Going over the edge: Why are there more thrips per flower when there are more flowers in a patch?

2014-02-11T02:49:58Z (GMT) by Russell Dinnage

Poster I presented at Canadian Society for Ecology and Evolution meeting in 2011. Still haven't published the study, which I conducted as an undergraduate during a field course in Southern Ontario, Canada. I will post the raw data soon. I would be happy to answer any questions about it.

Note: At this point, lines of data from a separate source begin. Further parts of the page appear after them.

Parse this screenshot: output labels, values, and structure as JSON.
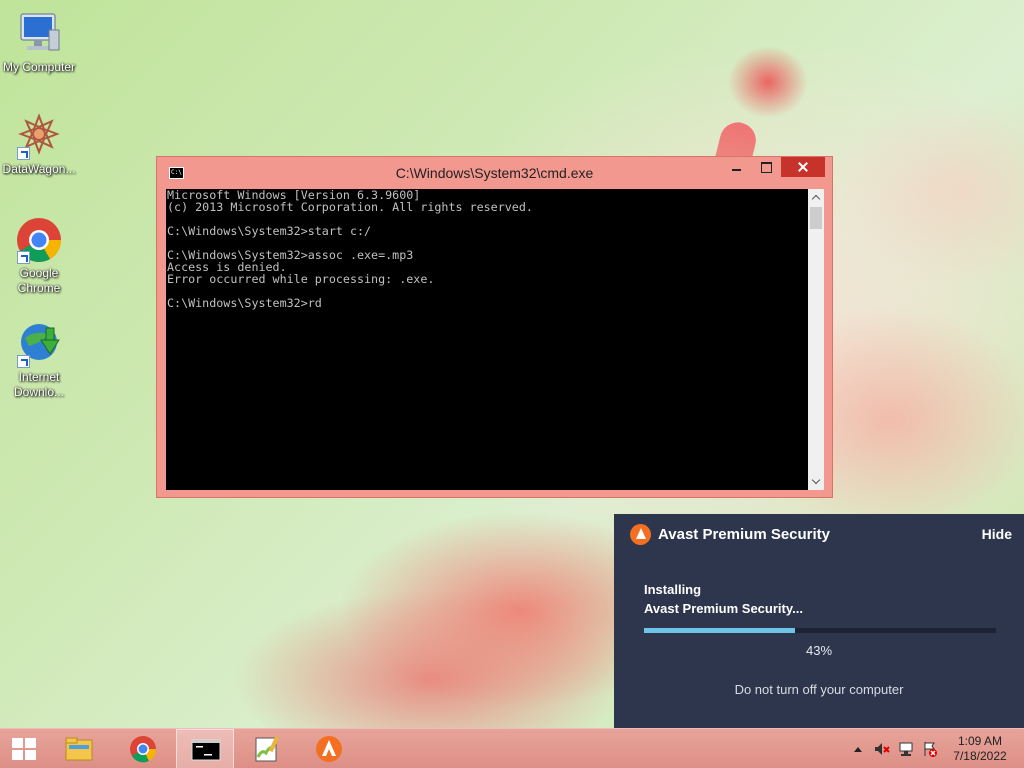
{
  "desktop": {
    "icons": [
      {
        "label": "My Computer",
        "icon": "computer-icon"
      },
      {
        "label": "DataWagon...",
        "icon": "datawagon-icon"
      },
      {
        "label": "Google Chrome",
        "icon": "chrome-icon"
      },
      {
        "label": "Internet Downlo...",
        "icon": "internet-download-manager-icon"
      }
    ]
  },
  "cmd": {
    "title": "C:\\Windows\\System32\\cmd.exe",
    "lines": [
      "Microsoft Windows [Version 6.3.9600]",
      "(c) 2013 Microsoft Corporation. All rights reserved.",
      "",
      "C:\\Windows\\System32>start c:/",
      "",
      "C:\\Windows\\System32>assoc .exe=.mp3",
      "Access is denied.",
      "Error occurred while processing: .exe.",
      "",
      "C:\\Windows\\System32>rd"
    ],
    "title_bar_color": "#f2988e",
    "close_color": "#c7322b"
  },
  "avast": {
    "title": "Avast Premium Security",
    "hide_label": "Hide",
    "status_line1": "Installing",
    "status_line2": "Avast Premium Security...",
    "progress_percent": 43,
    "progress_label": "43%",
    "note": "Do not turn off your computer",
    "panel_color": "#2e364d",
    "accent_color": "#f37022",
    "progress_color": "#6fc3e8"
  },
  "taskbar": {
    "items": [
      {
        "name": "file-explorer",
        "icon": "folder-icon",
        "active": false
      },
      {
        "name": "google-chrome",
        "icon": "chrome-icon",
        "active": false
      },
      {
        "name": "command-prompt",
        "icon": "cmd-icon",
        "active": true
      },
      {
        "name": "notepad-plus-plus",
        "icon": "notepad-plus-plus-icon",
        "active": false
      },
      {
        "name": "avast",
        "icon": "avast-icon",
        "active": false
      }
    ],
    "tray_icons": [
      "speaker-muted-icon",
      "network-icon",
      "action-center-flag-icon"
    ],
    "clock": {
      "time": "1:09 AM",
      "date": "7/18/2022"
    },
    "color": "#e3998f"
  }
}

Many organisms occur in habitat which is naturally fragmentary or patchy, and possibly increasingly so, due to human induced changes. It is therefore important to understand the impact of patch properties such as size on population dynamics of individual organisms. Thrips (Thysanoptera) are a common and widespread generalist herbivore which most often feed in flowers, a naturally patchy resource. I looked at whether the density of a common thrip species in Oxeye Daisy (Asteraceae: Chrysanthemum leucanthemum) flowerheads was related to the size of a daisy patch, measured as the number of flowerheads contained within it. I counted all thrips found in 10 flowerheads at both the centre and edge of 15 patches of varying sizes. Thrips density was positively related to patch size for both central and edge flowers, but the relationship was significantly weaker for the edge. To see whether this relationship could be explained by random movement alone, I developed a simple movement simulation, and fit its results to the data from daisy patches. The model fit well and reproduced many features of the data. It did however, consistently underpredict the densities at patch edges, suggesting that somewhat counterintuitively, densities at the edge may show the strongest signal of any deterministic factors which may increase density as a function of patch size. Overall, the model suggests that a positive relationships between patch size and density should perhaps be considered the null expectation, as opposed to a lack of a relationship, as is more often assumed.